There are many challenges for today’s enterprise cloud customers. Those that enterprises frequently mention to CEF members include:
• It is very difficult to get end-to-end Service Level Agreements (SLAs) that cover the entire network, compute, storage and datacentre environments. Without this, customers are left with a patchwork quilt of SLAs that may not cover the whole solution or properly reflect the impact on the system of a small component failure.
• While cloud resources can be turned up in a few minutes, network services can take weeks or months to provision. Cloud services and network services often are provided by different organisations and then linked into the enterprise’s own hosted application environment. Customers are asking for a direct link between provisioning of network and provisioning of virtual resources and vice versa.
• Compliance, regulation and privacy laws require enterprises to have unified risk management, auditable processes and a properly enforced security policy. This is close to impossible in an environment where the different components and suppliers have varying attributes that can be controlled and reported on.
• Different suppliers report on various attributes for their services, making it very challenging to have a single view of performance and the ability to respond quickly to traffic spikes and moving workloads – the biggest drivers of cloud take-up.
• With most enterprises relying on multiple clouds for different services, it becomes attractive for one cloud service to talk directly to another in a standardised and secure way. For example, a customer using a cloud-based CRM application could poll their financial system in another cloud to directly match customer spend and billing status, or project future revenue potential.
These issues and many others are in danger of severely limiting the burgeoning cloud services’ market potential. The root cause is network service providers, cloud service providers, datacenter operators and enterprises all use different APIs and interfaces to communicate, as CEF President James Walker explained.

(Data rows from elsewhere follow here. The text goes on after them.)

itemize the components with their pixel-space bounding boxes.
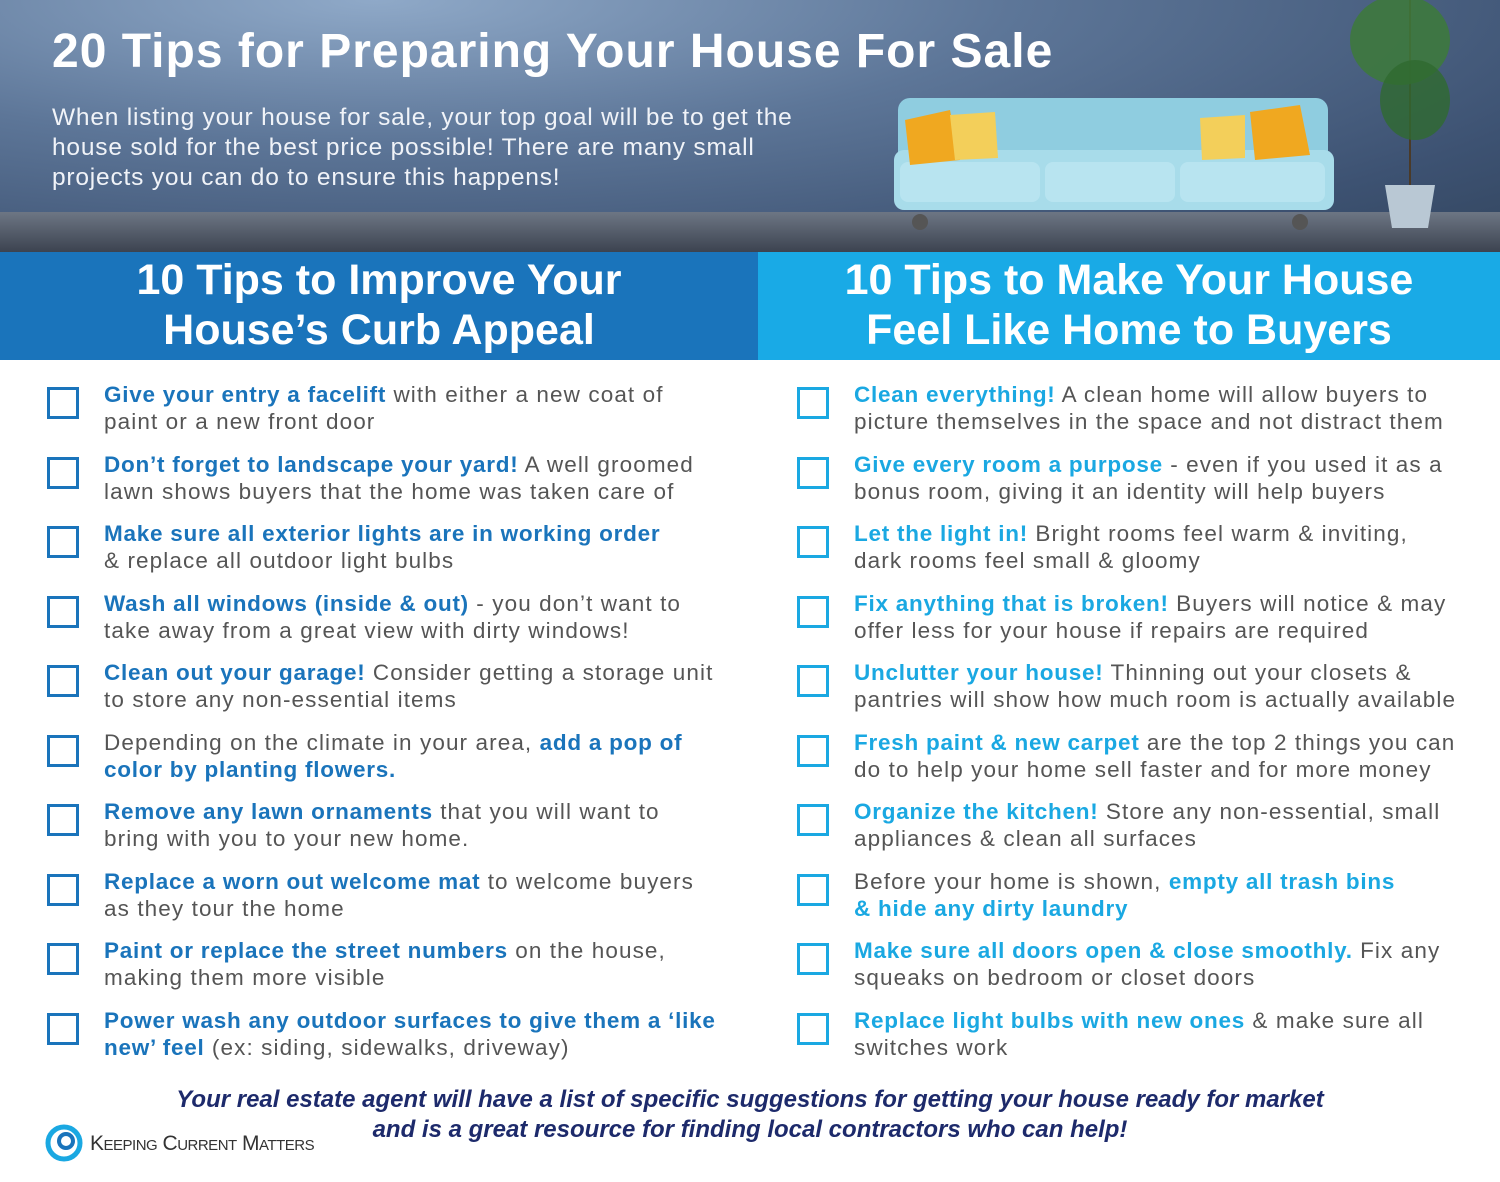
list: curb appeal: paint or a new front door: [104, 409, 375, 434]
item R5: [797, 660, 1456, 712]
heading: feel like home: 10 Tips to Make Your House: [845, 256, 1413, 304]
list: feel like home: Replace light bulbs with new ones & make sure all: [854, 1008, 1424, 1033]
list: curb appeal: lawn shows buyers that the home was taken care of: [104, 479, 674, 504]
list: feel like home: do to help your home sell faster and for more money: [854, 757, 1432, 782]
logo: Keeping Current Matters: [90, 1132, 314, 1155]
item R6: [797, 730, 1455, 782]
list: curb appeal: Remove any lawn ornaments that you will want to: [104, 799, 660, 824]
footer note: [176, 1086, 1325, 1143]
list: feel like home: picture themselves in the space and not distract them: [854, 409, 1444, 434]
list: feel like home: pantries will show how much room is actually available: [854, 687, 1456, 712]
subtitle: When listing your house for sale, your top goal will be to get the: [52, 104, 793, 131]
item L4: [47, 591, 681, 643]
list: curb appeal: Depending on the climate in your area, add a pop of: [104, 730, 682, 755]
list: feel like home: Give every room a purpose - even if you used it as a: [854, 452, 1443, 477]
list: feel like home: offer less for your house if repairs are required: [854, 618, 1369, 643]
heading: feel like home: Feel Like Home to Buyers: [866, 306, 1392, 354]
list: curb appeal: take away from a great view with dirty windows!: [104, 618, 630, 643]
list: feel like home: Clean everything! A clean home will allow buyers to: [854, 382, 1428, 407]
list: curb appeal: as they tour the home: [104, 896, 345, 921]
item L8: [47, 869, 694, 921]
footer note: Your real estate agent will have a list of specific suggestions for getting your house ready for market: [176, 1086, 1324, 1113]
item R10: [797, 1008, 1424, 1060]
list: curb appeal: & replace all outdoor light bulbs: [104, 548, 454, 573]
item L3: [47, 521, 660, 573]
icon: swirl: [46, 1124, 82, 1162]
list: feel like home: bonus room, giving it an identity will help buyers: [854, 479, 1386, 504]
list: curb appeal: color by planting flowers.: [104, 757, 396, 782]
list: curb appeal: Paint or replace the street numbers on the house,: [104, 938, 666, 963]
list: feel like home: dark rooms feel small & gloomy: [854, 548, 1201, 573]
list: curb appeal: Power wash any outdoor surfaces to give them a ‘like: [104, 1008, 716, 1033]
logo: [46, 1124, 314, 1162]
list: curb appeal: new’ feel (ex: siding, sidewalks, driveway): [104, 1035, 570, 1060]
list: feel like home: Before your home is shown, empty all trash bins: [854, 869, 1395, 894]
list: feel like home: Make sure all doors open & close smoothly. Fix any: [854, 938, 1440, 963]
list: feel like home: switches work: [854, 1035, 1008, 1060]
item L7: [47, 799, 660, 851]
list: curb appeal: Replace a worn out welcome mat to welcome buyers: [104, 869, 694, 894]
list: feel like home: squeaks on bedroom or closet doors: [854, 965, 1255, 990]
item R1: [797, 382, 1444, 434]
item R9: [797, 938, 1440, 990]
list: curb appeal: making them more visible: [104, 965, 386, 990]
item R8: [797, 869, 1395, 921]
list: curb appeal: Wash all windows (inside & out) - you don’t want to: [104, 591, 681, 616]
footer note: and is a great resource for finding local contractors who can help!: [373, 1116, 1127, 1143]
heading: curb appeal: House’s Curb Appeal: [163, 306, 595, 354]
item R7: [797, 799, 1440, 851]
list: curb appeal: [47, 382, 716, 1060]
subtitle: [52, 104, 793, 191]
item L5: [47, 660, 713, 712]
sofa illustration: [894, 0, 1450, 230]
item L10: [47, 1008, 716, 1060]
header: [0, 0, 1500, 252]
item R2: [797, 452, 1443, 504]
list: feel like home: appliances & clean all surfaces: [854, 826, 1197, 851]
item L6: [47, 730, 682, 782]
list: feel like home: Fresh paint & new carpet are the top 2 things you can: [854, 730, 1455, 755]
subtitle: projects you can do to ensure this happens!: [52, 164, 560, 191]
item L9: [47, 938, 666, 990]
list: feel like home: Organize the kitchen! Store any non-essential, small: [854, 799, 1440, 824]
list: feel like home: & hide any dirty laundry: [854, 896, 1128, 921]
item R3: [797, 521, 1408, 573]
list: curb appeal: Don’t forget to landscape your yard! A well groomed: [104, 452, 694, 477]
subtitle: house sold for the best price possible! There are many small: [52, 134, 755, 161]
heading: curb appeal: [0, 252, 758, 360]
list: curb appeal: Clean out your garage! Consider getting a storage unit: [104, 660, 713, 685]
title: 20 Tips for Preparing Your House For Sale: [52, 25, 1053, 78]
item R4: [797, 591, 1446, 643]
list: feel like home: Fix anything that is broken! Buyers will notice & may: [854, 591, 1446, 616]
list: curb appeal: bring with you to your new home.: [104, 826, 469, 851]
item L1: [47, 382, 664, 434]
item L2: [47, 452, 694, 504]
list: curb appeal: to store any non-essential items: [104, 687, 457, 712]
list: feel like home: Unclutter your house! Thinning out your closets &: [854, 660, 1412, 685]
list: feel like home: Let the light in! Bright rooms feel warm & inviting,: [854, 521, 1408, 546]
heading: curb appeal: 10 Tips to Improve Your: [136, 256, 622, 304]
list: curb appeal: Make sure all exterior lights are in working order: [104, 521, 660, 546]
heading: feel like home: [758, 252, 1500, 360]
list: curb appeal: Give your entry a facelift with either a new coat of: [104, 382, 664, 407]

“This is where our open test and iterative standards development program begins,” says Walker. “Where other standards bodies had the space to shape standards in advance of market penetration, cloud computing is already surging ahead in every direction -- powered by NFV, SDN, virtualization technologies and networking – technologies that are themselves still evolving quickly. Our response is to iteratively develop the Reference Architecture, the Test Bed and the standards simultaneously to keep ahead of business needs. The aim is to evolve a fully interworking cloud environment and the advance best practices to manage OTT and cloud services.”

Iometrix President, Bob Mandeville, heading up the OpenCloud Project lab, showed how co-operation among cloud service players generates standard practices for the delivery of cloud services. “Cloud services draw on multiple new technologies, all of which are in a constant state of development. OpenCloud is about testing new implementations in a real interconnected environment, exploring and accelerating solutions to problems that directly impact the business of buying and selling cloud services."

More than 20 new companies with a strong interest in shaping cloud services to serve their future business needs were briefed by CEF leadership on the OpenCloud Project and the role of the CEF in Santa Clara this week. Participation in the CEF also provides them an opportunity to work in close collaboration with leading service providers, cloud operators, equipment vendors, software developers and large enterprise customers.

Jeff Schmitz, CEF Chairman, commented, “The OpenCloud Project is now in the design stage. We are putting a range of use cases to the test, starting with remote relocation and multiplication of virtual machines across the cloud. The published results will reveal what does and does not work and will invite participation in addressing these challenges. Those who commit to the project now will help shape tomorrow and the $200Bn cloud services market.”

One of the newest recruits to the CEF, Bill Burns, President & CEO, Embrane, commented on this week’s event: “Global cloud connectivity is vital. There is concern that the industry is fragmented, with proprietary APIs and no consistency of the attributes that can be controlled and automated.
Today has shown us there is a way forward with real industry backing and we are excited to participate in the CEF’s OpenCloud Project. It’s also a great opportunity to work with other industry leaders, not just to see, but to influence what’s happening at the leading edge of cloud development.”